Jeremy Glint (senior management consultant, the University of Uttoxeter)

Research on university management has come on by leaps and bounds during the past year. Ken Bulstrode's Quarts into Pint Pots : The Logistics of Student Spatiality (Comfort and Joy, ?55) is a timely text for all those well-endowed universities currently anticipating a dramatic increase in student numbers following the government's recent abolition of constraints upon recruitment. There's also food for thought in Doreen Tumbril's comprehensive guide to devising a university mission statement ( A Comprehensive Guide to Devising a University Mission Statement , Chas and Dave, ?25). In the end, however, I have opted for Neville Dinkum's invaluable empirical study of the styles of governance currently embraced by leading UK vice-chancellors, Autocracy and Despotism in Higher Education (Luther and Vandross, ?65). Not for the faint-hearted!

G. Lapping (professor of cultural and media studies at the University of Poppleton)
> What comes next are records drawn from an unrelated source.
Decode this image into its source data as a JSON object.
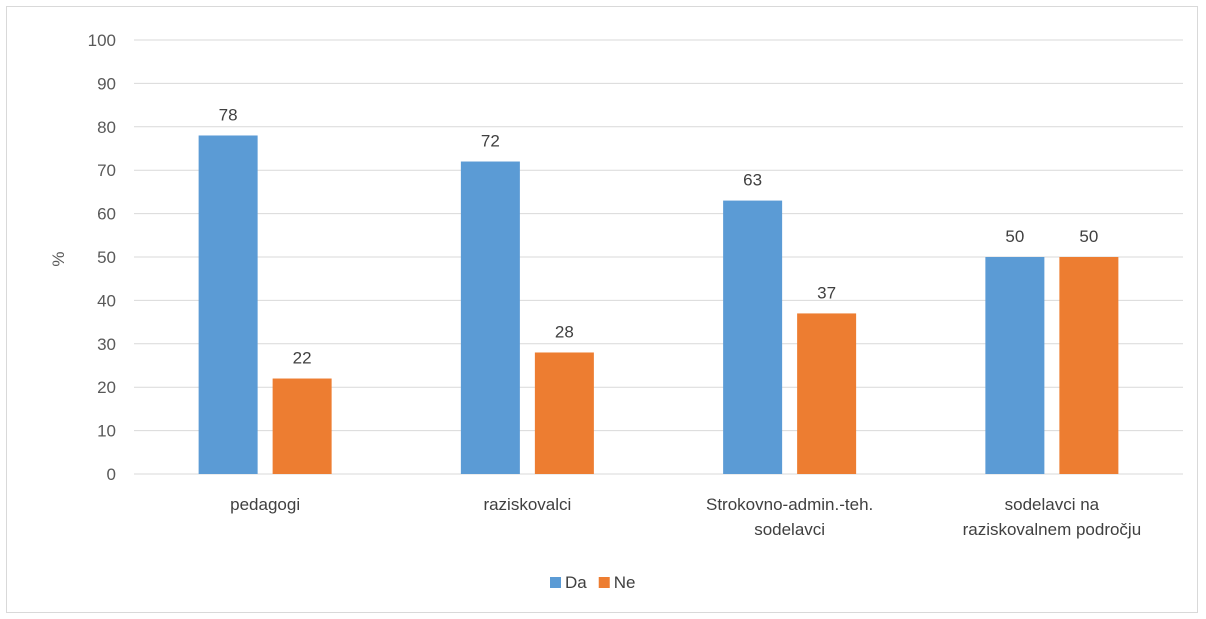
{
  "chart_data": {
    "type": "bar",
    "title": "",
    "xlabel": "",
    "ylabel": "%",
    "ylim": [
      0,
      100
    ],
    "yticks": [
      0,
      10,
      20,
      30,
      40,
      50,
      60,
      70,
      80,
      90,
      100
    ],
    "grid": true,
    "legend_position": "bottom",
    "categories": [
      [
        "pedagogi"
      ],
      [
        "raziskovalci"
      ],
      [
        "Strokovno-admin.-teh.",
        "sodelavci"
      ],
      [
        "sodelavci na",
        "raziskovalnem področju"
      ]
    ],
    "series": [
      {
        "name": "Da",
        "color": "#5B9BD5",
        "values": [
          78,
          72,
          63,
          50
        ]
      },
      {
        "name": "Ne",
        "color": "#ED7D31",
        "values": [
          22,
          28,
          37,
          50
        ]
      }
    ]
  }
}
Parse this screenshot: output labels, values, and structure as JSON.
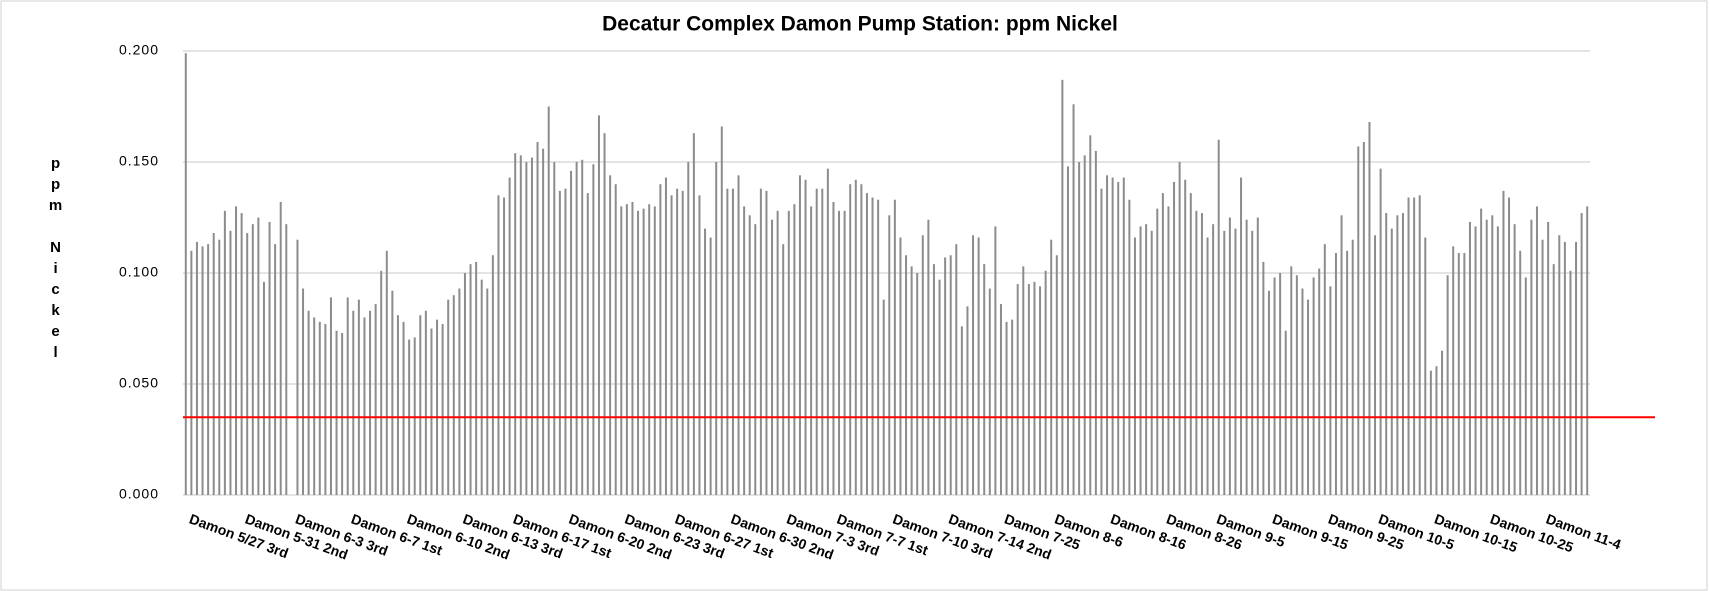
{
  "chart_data": {
    "type": "bar",
    "title": "Decatur Complex Damon Pump Station:  ppm Nickel",
    "y_label": "ppm Nickel",
    "color": "#8c8c8c",
    "grid": true,
    "reference_line": {
      "value": 0.035,
      "color": "#ff0000"
    },
    "ylim": [
      0,
      0.2
    ],
    "yticks": [
      {
        "value": 0,
        "label": "0.000"
      },
      {
        "value": 0.05,
        "label": "0.050"
      },
      {
        "value": 0.1,
        "label": "0.100"
      },
      {
        "value": 0.15,
        "label": "0.150"
      },
      {
        "value": 0.2,
        "label": "0.200"
      }
    ],
    "categories": [
      "Damon 5/27 3rd",
      null,
      null,
      null,
      null,
      null,
      null,
      null,
      null,
      null,
      "Damon 5-31 2nd",
      null,
      null,
      null,
      null,
      null,
      null,
      null,
      null,
      "Damon 6-3 3rd",
      null,
      null,
      null,
      null,
      null,
      null,
      null,
      null,
      null,
      "Damon 6-7 1st",
      null,
      null,
      null,
      null,
      null,
      null,
      null,
      null,
      null,
      "Damon 6-10 2nd",
      null,
      null,
      null,
      null,
      null,
      null,
      null,
      null,
      null,
      "Damon 6-13 3rd",
      null,
      null,
      null,
      null,
      null,
      null,
      null,
      null,
      "Damon 6-17 1st",
      null,
      null,
      null,
      null,
      null,
      null,
      null,
      null,
      null,
      "Damon 6-20 2nd",
      null,
      null,
      null,
      null,
      null,
      null,
      null,
      null,
      null,
      "Damon 6-23 3rd",
      null,
      null,
      null,
      null,
      null,
      null,
      null,
      null,
      "Damon 6-27 1st",
      null,
      null,
      null,
      null,
      null,
      null,
      null,
      null,
      null,
      "Damon 6-30 2nd",
      null,
      null,
      null,
      null,
      null,
      null,
      null,
      null,
      null,
      "Damon 7-3 3rd",
      null,
      null,
      null,
      null,
      null,
      null,
      null,
      null,
      "Damon 7-7 1st",
      null,
      null,
      null,
      null,
      null,
      null,
      null,
      null,
      null,
      "Damon 7-10 3rd",
      null,
      null,
      null,
      null,
      null,
      null,
      null,
      null,
      null,
      "Damon 7-14 2nd",
      null,
      null,
      null,
      null,
      null,
      null,
      null,
      null,
      null,
      "Damon 7-25",
      null,
      null,
      null,
      null,
      null,
      null,
      null,
      null,
      "Damon 8-6",
      null,
      null,
      null,
      null,
      null,
      null,
      null,
      null,
      null,
      "Damon 8-16",
      null,
      null,
      null,
      null,
      null,
      null,
      null,
      null,
      null,
      "Damon 8-26",
      null,
      null,
      null,
      null,
      null,
      null,
      null,
      null,
      "Damon 9-5",
      null,
      null,
      null,
      null,
      null,
      null,
      null,
      null,
      null,
      "Damon 9-15",
      null,
      null,
      null,
      null,
      null,
      null,
      null,
      null,
      null,
      "Damon 9-25",
      null,
      null,
      null,
      null,
      null,
      null,
      null,
      null,
      "Damon 10-5",
      null,
      null,
      null,
      null,
      null,
      null,
      null,
      null,
      null,
      "Damon 10-15",
      null,
      null,
      null,
      null,
      null,
      null,
      null,
      null,
      null,
      "Damon 10-25",
      null,
      null,
      null,
      null,
      null,
      null,
      null,
      null,
      null,
      "Damon 11-4",
      null,
      null,
      null,
      null,
      null,
      null,
      null,
      null
    ],
    "values": [
      0.199,
      0.11,
      0.114,
      0.112,
      0.113,
      0.118,
      0.115,
      0.128,
      0.119,
      0.13,
      0.127,
      0.118,
      0.122,
      0.125,
      0.096,
      0.123,
      0.113,
      0.132,
      0.122,
      0.0,
      0.115,
      0.093,
      0.083,
      0.08,
      0.078,
      0.077,
      0.089,
      0.074,
      0.073,
      0.089,
      0.083,
      0.088,
      0.08,
      0.083,
      0.086,
      0.101,
      0.11,
      0.092,
      0.081,
      0.078,
      0.07,
      0.071,
      0.081,
      0.083,
      0.075,
      0.079,
      0.077,
      0.088,
      0.09,
      0.093,
      0.1,
      0.104,
      0.105,
      0.097,
      0.093,
      0.108,
      0.135,
      0.134,
      0.143,
      0.154,
      0.153,
      0.15,
      0.152,
      0.159,
      0.156,
      0.175,
      0.15,
      0.137,
      0.138,
      0.146,
      0.15,
      0.151,
      0.136,
      0.149,
      0.171,
      0.163,
      0.144,
      0.14,
      0.13,
      0.131,
      0.132,
      0.128,
      0.129,
      0.131,
      0.13,
      0.14,
      0.143,
      0.135,
      0.138,
      0.137,
      0.15,
      0.163,
      0.135,
      0.12,
      0.116,
      0.15,
      0.166,
      0.138,
      0.138,
      0.144,
      0.13,
      0.126,
      0.122,
      0.138,
      0.137,
      0.124,
      0.128,
      0.113,
      0.128,
      0.131,
      0.144,
      0.142,
      0.13,
      0.138,
      0.138,
      0.147,
      0.132,
      0.128,
      0.128,
      0.14,
      0.142,
      0.14,
      0.136,
      0.134,
      0.133,
      0.088,
      0.126,
      0.133,
      0.116,
      0.108,
      0.103,
      0.1,
      0.117,
      0.124,
      0.104,
      0.097,
      0.107,
      0.108,
      0.113,
      0.076,
      0.085,
      0.117,
      0.116,
      0.104,
      0.093,
      0.121,
      0.086,
      0.078,
      0.079,
      0.095,
      0.103,
      0.095,
      0.096,
      0.094,
      0.101,
      0.115,
      0.108,
      0.187,
      0.148,
      0.176,
      0.15,
      0.153,
      0.162,
      0.155,
      0.138,
      0.144,
      0.143,
      0.141,
      0.143,
      0.133,
      0.116,
      0.121,
      0.122,
      0.119,
      0.129,
      0.136,
      0.13,
      0.141,
      0.15,
      0.142,
      0.136,
      0.128,
      0.127,
      0.116,
      0.122,
      0.16,
      0.119,
      0.125,
      0.12,
      0.143,
      0.124,
      0.119,
      0.125,
      0.105,
      0.092,
      0.098,
      0.1,
      0.074,
      0.103,
      0.099,
      0.093,
      0.088,
      0.098,
      0.102,
      0.113,
      0.094,
      0.109,
      0.126,
      0.11,
      0.115,
      0.157,
      0.159,
      0.168,
      0.117,
      0.147,
      0.127,
      0.12,
      0.126,
      0.127,
      0.134,
      0.134,
      0.135,
      0.116,
      0.056,
      0.058,
      0.065,
      0.099,
      0.112,
      0.109,
      0.109,
      0.123,
      0.121,
      0.129,
      0.124,
      0.126,
      0.121,
      0.137,
      0.134,
      0.122,
      0.11,
      0.098,
      0.124,
      0.13,
      0.115,
      0.123,
      0.104,
      0.117,
      0.114,
      0.101,
      0.114,
      0.127,
      0.13
    ]
  }
}
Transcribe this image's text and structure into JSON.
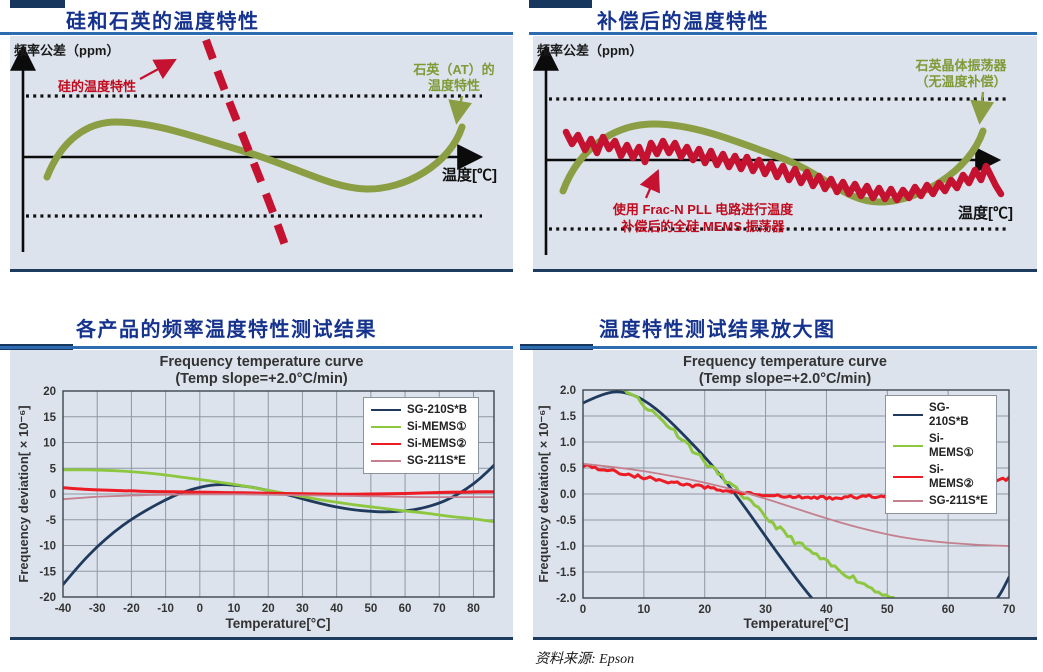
{
  "page": {
    "background": "#ffffff",
    "source_note": "资料来源: Epson"
  },
  "colors": {
    "panel_bg": "#dce3ed",
    "title_navy": "#15338e",
    "underline_blue": "#2e6cb2",
    "border_navy": "#1c3b5e",
    "diagram_green": "#8c9e44",
    "diagram_red": "#c41230",
    "grid_gray": "#8e97a3",
    "series_navy": "#1f3a5c",
    "series_green": "#8dc63f",
    "series_red": "#ed1c24",
    "series_rose": "#c4808e"
  },
  "diagrams": {
    "silicon_quartz": {
      "title": "硅和石英的温度特性",
      "y_axis_label": "频率公差（ppm）",
      "x_axis_label": "温度[℃]",
      "silicon_curve_label": "硅的温度特性",
      "quartz_label_line1": "石英（AT）的",
      "quartz_label_line2": "温度特性"
    },
    "compensated": {
      "title": "补偿后的温度特性",
      "y_axis_label": "频率公差（ppm）",
      "x_axis_label": "温度[℃]",
      "quartz_label_line1": "石英晶体振荡器",
      "quartz_label_line2": "（无温度补偿）",
      "mems_label_line1": "使用 Frac-N PLL 电路进行温度",
      "mems_label_line2": "补偿后的全硅 MEMS 振荡器"
    }
  },
  "section_titles": {
    "bottom_left": "各产品的频率温度特性测试结果",
    "bottom_right": "温度特性测试结果放大图"
  },
  "chart_data": [
    {
      "id": "full-range-chart",
      "type": "line",
      "title": "Frequency temperature curve",
      "subtitle": "(Temp slope=+2.0°C/min)",
      "xlabel": "Temperature[°C]",
      "ylabel": "Frequency deviation[ × 10⁻⁶]",
      "xlim": [
        -40,
        86
      ],
      "ylim": [
        -20,
        20
      ],
      "xticks": [
        -40,
        -30,
        -20,
        -10,
        0,
        10,
        20,
        30,
        40,
        50,
        60,
        70,
        80
      ],
      "xtick_labels": [
        "-40",
        "-30",
        "-20",
        "-10",
        "0",
        "10",
        "20",
        "30",
        "40",
        "50",
        "60",
        "70",
        "80"
      ],
      "yticks": [
        20,
        15,
        10,
        5,
        0,
        -5,
        -10,
        -15,
        -20
      ],
      "ytick_labels": [
        "20",
        "15",
        "10",
        "5",
        "0",
        "-5",
        "-10",
        "-15",
        "-20"
      ],
      "grid": true,
      "legend_position": "top-right",
      "series": [
        {
          "name": "SG-210S*B",
          "color": "#1f3a5c",
          "width": 2.8,
          "points": [
            [
              -40,
              -17.6
            ],
            [
              -35,
              -13.6
            ],
            [
              -30,
              -10.2
            ],
            [
              -25,
              -7.3
            ],
            [
              -20,
              -4.9
            ],
            [
              -15,
              -2.9
            ],
            [
              -10,
              -1.1
            ],
            [
              -5,
              0.4
            ],
            [
              0,
              1.3
            ],
            [
              3,
              1.7
            ],
            [
              6,
              1.85
            ],
            [
              10,
              1.75
            ],
            [
              15,
              1.35
            ],
            [
              20,
              0.7
            ],
            [
              25,
              0.0
            ],
            [
              30,
              -0.95
            ],
            [
              35,
              -1.8
            ],
            [
              40,
              -2.55
            ],
            [
              45,
              -3.1
            ],
            [
              50,
              -3.4
            ],
            [
              55,
              -3.5
            ],
            [
              60,
              -3.3
            ],
            [
              65,
              -2.8
            ],
            [
              70,
              -1.8
            ],
            [
              74,
              -0.6
            ],
            [
              78,
              1.0
            ],
            [
              82,
              3.0
            ],
            [
              86,
              5.6
            ]
          ]
        },
        {
          "name": "Si-MEMS①",
          "color": "#8dc63f",
          "width": 2.8,
          "points": [
            [
              -40,
              4.7
            ],
            [
              -35,
              4.7
            ],
            [
              -30,
              4.65
            ],
            [
              -25,
              4.55
            ],
            [
              -20,
              4.35
            ],
            [
              -15,
              4.05
            ],
            [
              -10,
              3.7
            ],
            [
              -5,
              3.25
            ],
            [
              0,
              2.8
            ],
            [
              5,
              2.35
            ],
            [
              10,
              1.9
            ],
            [
              15,
              1.3
            ],
            [
              20,
              0.7
            ],
            [
              25,
              0.1
            ],
            [
              30,
              -0.5
            ],
            [
              35,
              -1.1
            ],
            [
              40,
              -1.6
            ],
            [
              45,
              -2.1
            ],
            [
              50,
              -2.5
            ],
            [
              55,
              -2.9
            ],
            [
              60,
              -3.3
            ],
            [
              65,
              -3.6
            ],
            [
              70,
              -4.1
            ],
            [
              75,
              -4.5
            ],
            [
              80,
              -4.8
            ],
            [
              86,
              -5.4
            ]
          ]
        },
        {
          "name": "Si-MEMS②",
          "color": "#ed1c24",
          "width": 3,
          "points": [
            [
              -40,
              1.2
            ],
            [
              -35,
              0.95
            ],
            [
              -30,
              0.8
            ],
            [
              -25,
              0.7
            ],
            [
              -20,
              0.6
            ],
            [
              -15,
              0.5
            ],
            [
              -10,
              0.45
            ],
            [
              -5,
              0.4
            ],
            [
              0,
              0.35
            ],
            [
              5,
              0.3
            ],
            [
              10,
              0.25
            ],
            [
              15,
              0.2
            ],
            [
              20,
              0.15
            ],
            [
              25,
              0.1
            ],
            [
              30,
              0.05
            ],
            [
              35,
              0.0
            ],
            [
              40,
              -0.05
            ],
            [
              45,
              -0.05
            ],
            [
              50,
              0.0
            ],
            [
              55,
              0.05
            ],
            [
              60,
              0.1
            ],
            [
              65,
              0.2
            ],
            [
              70,
              0.3
            ],
            [
              75,
              0.35
            ],
            [
              80,
              0.4
            ],
            [
              86,
              0.45
            ]
          ]
        },
        {
          "name": "SG-211S*E",
          "color": "#c4808e",
          "width": 1.8,
          "points": [
            [
              -40,
              -1.0
            ],
            [
              -35,
              -0.75
            ],
            [
              -30,
              -0.55
            ],
            [
              -25,
              -0.4
            ],
            [
              -20,
              -0.3
            ],
            [
              -15,
              -0.2
            ],
            [
              -10,
              -0.15
            ],
            [
              -5,
              -0.1
            ],
            [
              0,
              -0.05
            ],
            [
              5,
              -0.05
            ],
            [
              10,
              -0.05
            ],
            [
              15,
              -0.1
            ],
            [
              20,
              -0.15
            ],
            [
              25,
              -0.2
            ],
            [
              30,
              -0.25
            ],
            [
              35,
              -0.3
            ],
            [
              40,
              -0.35
            ],
            [
              45,
              -0.4
            ],
            [
              50,
              -0.45
            ],
            [
              55,
              -0.5
            ],
            [
              60,
              -0.55
            ],
            [
              65,
              -0.6
            ],
            [
              70,
              -0.6
            ],
            [
              75,
              -0.6
            ],
            [
              80,
              -0.6
            ],
            [
              86,
              -0.6
            ]
          ]
        }
      ]
    },
    {
      "id": "zoomed-chart",
      "type": "line",
      "title": "Frequency temperature curve",
      "subtitle": "(Temp slope=+2.0°C/min)",
      "xlabel": "Temperature[°C]",
      "ylabel": "Frequency deviation[ × 10⁻⁶]",
      "xlim": [
        0,
        70
      ],
      "ylim": [
        -2,
        2
      ],
      "xticks": [
        0,
        10,
        20,
        30,
        40,
        50,
        60,
        70
      ],
      "xtick_labels": [
        "0",
        "10",
        "20",
        "30",
        "40",
        "50",
        "60",
        "70"
      ],
      "yticks": [
        2.0,
        1.5,
        1.0,
        0.5,
        0.0,
        -0.5,
        -1.0,
        -1.5,
        -2.0
      ],
      "ytick_labels": [
        "2.0",
        "1.5",
        "1.0",
        "0.5",
        "0.0",
        "-0.5",
        "-1.0",
        "-1.5",
        "-2.0"
      ],
      "grid": true,
      "legend_position": "top-right",
      "series": [
        {
          "name": "SG-210S*B",
          "color": "#1f3a5c",
          "width": 2.8,
          "points": [
            [
              0,
              1.75
            ],
            [
              2,
              1.86
            ],
            [
              4,
              1.94
            ],
            [
              5.5,
              1.97
            ],
            [
              7,
              1.95
            ],
            [
              9,
              1.87
            ],
            [
              11,
              1.73
            ],
            [
              13,
              1.54
            ],
            [
              15,
              1.32
            ],
            [
              17,
              1.08
            ],
            [
              19,
              0.84
            ],
            [
              21,
              0.58
            ],
            [
              23,
              0.3
            ],
            [
              25,
              0.0
            ],
            [
              27,
              -0.32
            ],
            [
              29,
              -0.65
            ],
            [
              31,
              -0.98
            ],
            [
              33,
              -1.3
            ],
            [
              35,
              -1.62
            ],
            [
              37,
              -1.92
            ],
            [
              39,
              -2.2
            ],
            [
              42,
              -2.6
            ],
            [
              46,
              -3.05
            ],
            [
              50,
              -3.35
            ],
            [
              55,
              -3.5
            ],
            [
              60,
              -3.3
            ],
            [
              63,
              -2.95
            ],
            [
              65,
              -2.6
            ],
            [
              67,
              -2.15
            ],
            [
              68.5,
              -1.95
            ],
            [
              70,
              -1.6
            ]
          ]
        },
        {
          "name": "Si-MEMS①",
          "color": "#8dc63f",
          "width": 3,
          "noise": {
            "amp": 0.055,
            "step": 0.6,
            "seed": 11
          },
          "points": [
            [
              0,
              2.8
            ],
            [
              3,
              2.5
            ],
            [
              5,
              2.25
            ],
            [
              6.5,
              2.05
            ],
            [
              8,
              1.92
            ],
            [
              10,
              1.72
            ],
            [
              12,
              1.52
            ],
            [
              14,
              1.32
            ],
            [
              16,
              1.1
            ],
            [
              18,
              0.86
            ],
            [
              20,
              0.62
            ],
            [
              22,
              0.42
            ],
            [
              24,
              0.2
            ],
            [
              26,
              0.0
            ],
            [
              28,
              -0.22
            ],
            [
              30,
              -0.44
            ],
            [
              32,
              -0.64
            ],
            [
              34,
              -0.84
            ],
            [
              36,
              -1.0
            ],
            [
              38,
              -1.16
            ],
            [
              40,
              -1.32
            ],
            [
              42,
              -1.46
            ],
            [
              44,
              -1.58
            ],
            [
              46,
              -1.72
            ],
            [
              48,
              -1.84
            ],
            [
              50,
              -1.96
            ],
            [
              51.5,
              -2.08
            ]
          ]
        },
        {
          "name": "Si-MEMS②",
          "color": "#ed1c24",
          "width": 3,
          "noise": {
            "amp": 0.035,
            "step": 0.5,
            "seed": 5
          },
          "points": [
            [
              0,
              0.56
            ],
            [
              3,
              0.48
            ],
            [
              6,
              0.41
            ],
            [
              9,
              0.34
            ],
            [
              12,
              0.28
            ],
            [
              15,
              0.22
            ],
            [
              18,
              0.16
            ],
            [
              21,
              0.11
            ],
            [
              24,
              0.06
            ],
            [
              27,
              0.01
            ],
            [
              30,
              -0.03
            ],
            [
              33,
              -0.05
            ],
            [
              36,
              -0.07
            ],
            [
              39,
              -0.07
            ],
            [
              42,
              -0.07
            ],
            [
              45,
              -0.06
            ],
            [
              48,
              -0.04
            ],
            [
              51,
              -0.01
            ],
            [
              54,
              0.02
            ],
            [
              57,
              0.06
            ],
            [
              60,
              0.11
            ],
            [
              63,
              0.16
            ],
            [
              66,
              0.22
            ],
            [
              70,
              0.29
            ]
          ]
        },
        {
          "name": "SG-211S*E",
          "color": "#c4808e",
          "width": 1.8,
          "points": [
            [
              0,
              0.58
            ],
            [
              5,
              0.52
            ],
            [
              10,
              0.44
            ],
            [
              15,
              0.34
            ],
            [
              20,
              0.22
            ],
            [
              25,
              0.08
            ],
            [
              30,
              -0.09
            ],
            [
              35,
              -0.28
            ],
            [
              40,
              -0.47
            ],
            [
              45,
              -0.64
            ],
            [
              50,
              -0.78
            ],
            [
              55,
              -0.88
            ],
            [
              60,
              -0.94
            ],
            [
              65,
              -0.98
            ],
            [
              70,
              -1.0
            ]
          ]
        }
      ]
    }
  ]
}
I was initially tempted by Dr M. W. Yearby's incisive three-volume study of the science of semiology ( Waving not Drowning : Signs and Symbols in an Age of Signification, Paradigm and Syntagm , ?150). But in the end I settled for R. G. Tugwell's The Desire of the Eye (Dickoff and Makepeace, ?75). This highly sophisticated overview of post-Lacanian developments in psychoanalysis is not only intellectually persuasive but also enlivened by 124 powerful erotic illustrations. Quite an eye-opener!